Stawka 4 proc. ma dotyczyć kategorii urządzeń i nośników:
- – zestaw urządzeń audio lub audio-wideo z funkcją nagrywania lub odtwarzania nośników zewnętrznych,
- – radio z funkcją nagrywania lub odtwarzania nośników zewnętrznych,
- – odtwarzacz audio lub audio-wideo z funkcją nagrywania lub odtwarzania nośników zewnętrznych,
- – inne urządzenie audio lub audio-wideo z funkcją nagrywania lub odtwarzania nośników zewnętrznych,
- – komputer stacjonarny,
- – komputer przenośny (w tym laptop, netbook, notebook),tablet i podobne urządzenia,
- – nagrywarka CD, DVD, BluRay i podobne urządzenia,
- – telewizor z funkcją nagrywania lub odtwarzania nośników zewnętrznych,
- – dekoder telewizji cyfrowej z funkcją nagrywania,
- – odtwarzacz wideo lub audio-wideo z funkcją nagrywania lub odtwarzania nośników zewnętrznych,
- – komputerowy nośnik pamięci masowej (dysk twardy, SSD i podobne nośniki),
- – przenośny elektroniczny nośnik pamięci (pendrive, karta pamięci i podobne nośniki),
- – zapisywalna płyta optyczna (płyta CD, DVD, BluRay i podobne nośniki),
- – zapisywalny cyfrowy nośnik pamięci wideo (kaseta, taśma i podobne nośniki),
- – maszyny skanujące albo kopiujące w ilości od 0 do 1 kopii albo skanów na minutę,
- – maszyny skanujące albo kopiujące w ilości od 2 do 99 kopii albo skanów na minutę.

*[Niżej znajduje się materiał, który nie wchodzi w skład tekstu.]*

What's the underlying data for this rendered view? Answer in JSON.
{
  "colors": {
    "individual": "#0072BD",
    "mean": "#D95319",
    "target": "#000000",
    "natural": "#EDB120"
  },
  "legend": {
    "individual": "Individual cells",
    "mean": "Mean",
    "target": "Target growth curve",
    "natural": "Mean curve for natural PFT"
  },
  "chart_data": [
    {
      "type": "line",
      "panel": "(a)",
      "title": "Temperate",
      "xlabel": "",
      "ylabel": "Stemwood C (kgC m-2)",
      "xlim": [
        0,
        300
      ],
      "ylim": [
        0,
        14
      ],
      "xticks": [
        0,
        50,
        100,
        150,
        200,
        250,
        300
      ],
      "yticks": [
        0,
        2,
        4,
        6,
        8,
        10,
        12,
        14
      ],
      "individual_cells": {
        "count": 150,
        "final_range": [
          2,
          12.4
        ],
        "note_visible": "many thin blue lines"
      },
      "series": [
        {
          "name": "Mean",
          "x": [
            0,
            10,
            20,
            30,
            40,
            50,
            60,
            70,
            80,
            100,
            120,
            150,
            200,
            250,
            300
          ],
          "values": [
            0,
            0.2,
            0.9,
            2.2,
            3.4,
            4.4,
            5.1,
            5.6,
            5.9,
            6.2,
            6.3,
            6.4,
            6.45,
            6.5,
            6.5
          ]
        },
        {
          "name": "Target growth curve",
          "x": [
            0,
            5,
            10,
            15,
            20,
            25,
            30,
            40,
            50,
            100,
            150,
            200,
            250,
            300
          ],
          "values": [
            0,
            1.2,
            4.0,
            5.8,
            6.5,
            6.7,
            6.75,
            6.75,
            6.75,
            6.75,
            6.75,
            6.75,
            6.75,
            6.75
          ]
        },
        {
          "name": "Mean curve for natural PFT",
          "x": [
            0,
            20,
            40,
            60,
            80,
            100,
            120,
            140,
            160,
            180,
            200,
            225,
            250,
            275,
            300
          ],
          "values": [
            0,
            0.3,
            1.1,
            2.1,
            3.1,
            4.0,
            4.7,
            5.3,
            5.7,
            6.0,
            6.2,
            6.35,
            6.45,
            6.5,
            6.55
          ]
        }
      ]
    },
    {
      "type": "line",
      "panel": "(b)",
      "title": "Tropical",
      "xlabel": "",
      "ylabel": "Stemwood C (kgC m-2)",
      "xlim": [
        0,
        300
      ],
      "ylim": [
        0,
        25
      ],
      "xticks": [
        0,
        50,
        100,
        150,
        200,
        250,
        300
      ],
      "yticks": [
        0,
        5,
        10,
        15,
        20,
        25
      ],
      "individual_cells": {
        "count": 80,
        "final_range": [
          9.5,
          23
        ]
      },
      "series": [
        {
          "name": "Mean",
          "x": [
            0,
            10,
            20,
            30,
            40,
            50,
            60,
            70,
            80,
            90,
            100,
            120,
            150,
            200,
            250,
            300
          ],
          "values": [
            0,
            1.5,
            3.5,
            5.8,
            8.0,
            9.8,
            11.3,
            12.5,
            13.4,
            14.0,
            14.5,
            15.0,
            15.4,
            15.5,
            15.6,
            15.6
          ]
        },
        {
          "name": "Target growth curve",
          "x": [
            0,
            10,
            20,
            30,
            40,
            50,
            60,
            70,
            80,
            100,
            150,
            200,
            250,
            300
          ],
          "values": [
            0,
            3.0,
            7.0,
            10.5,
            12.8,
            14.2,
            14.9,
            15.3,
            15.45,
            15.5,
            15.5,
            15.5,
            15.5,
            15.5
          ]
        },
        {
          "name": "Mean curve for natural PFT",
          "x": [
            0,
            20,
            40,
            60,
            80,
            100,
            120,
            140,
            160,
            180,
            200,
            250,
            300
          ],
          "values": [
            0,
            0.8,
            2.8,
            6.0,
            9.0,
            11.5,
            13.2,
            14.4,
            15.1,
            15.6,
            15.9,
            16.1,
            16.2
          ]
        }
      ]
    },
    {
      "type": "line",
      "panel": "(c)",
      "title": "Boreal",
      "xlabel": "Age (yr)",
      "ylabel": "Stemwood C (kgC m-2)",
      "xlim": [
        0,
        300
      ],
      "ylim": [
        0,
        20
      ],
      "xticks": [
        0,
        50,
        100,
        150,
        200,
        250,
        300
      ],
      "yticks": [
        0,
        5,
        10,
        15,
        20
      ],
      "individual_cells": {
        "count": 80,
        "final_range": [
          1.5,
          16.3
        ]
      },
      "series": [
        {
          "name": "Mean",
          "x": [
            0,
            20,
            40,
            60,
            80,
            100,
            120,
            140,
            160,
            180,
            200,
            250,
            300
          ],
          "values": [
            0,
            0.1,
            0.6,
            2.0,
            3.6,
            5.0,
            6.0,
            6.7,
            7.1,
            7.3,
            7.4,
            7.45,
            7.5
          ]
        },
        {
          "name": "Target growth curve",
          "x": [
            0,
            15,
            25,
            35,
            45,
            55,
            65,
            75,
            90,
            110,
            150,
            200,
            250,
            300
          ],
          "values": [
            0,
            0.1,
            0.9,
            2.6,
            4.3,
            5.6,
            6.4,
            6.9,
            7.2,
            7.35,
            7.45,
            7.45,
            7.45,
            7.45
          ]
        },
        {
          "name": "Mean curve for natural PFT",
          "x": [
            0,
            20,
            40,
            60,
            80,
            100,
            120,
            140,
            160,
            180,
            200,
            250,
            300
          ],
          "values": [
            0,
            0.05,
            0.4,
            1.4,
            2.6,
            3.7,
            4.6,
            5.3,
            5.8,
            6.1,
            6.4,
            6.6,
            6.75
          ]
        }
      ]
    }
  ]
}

Opłata 2 proc. miałaby dotyczyć:
- – maszyny kopiujące albo skanujące w ilości od 100 kopii albo skanów na minutę,
- – czytniki książek elektronicznych e-book, plików PDF i podobne urządzenia,
- – cyfrowe aparaty fotograficzne z niewymienialnymi obiektywami.
Stawką 1 proc. będzie objęty papier kserograficzny.
MKDNiS podkreśla, że „opłata reprograficzna, funkcjonująca w Polsce od 1994 r., nie jest podatkiem, ponieważ wpływy z niej nie zasilają i nie będą zasilać budżetu państwa ani samorządów terytorialnych. Jest formą zryczałtowanej jednorazowej rekompensaty oddawanej artystom przez producentów i importerów sprzętu elektronicznego umożliwiającego tzw. dozwolony użytek osobisty (tj. korzystanie na własne potrzeby z rozpowszechnionego już chronionego utworu), co znacząco zwiększa popyt na urządzenia elektroniczne”.
– Opłata z reguły nie podnosi cen detalicznych urządzeń – poziom cen wynika z uwarunkowań rynkowych i polityki cenowej wielkich koncernów technologicznych Azji i Stanów Zjednoczonych – podkreślono w wyjaśnieniu ministerstwa. MKDNiS liczy, że ściąganie rocznie ponad 300 mln zł.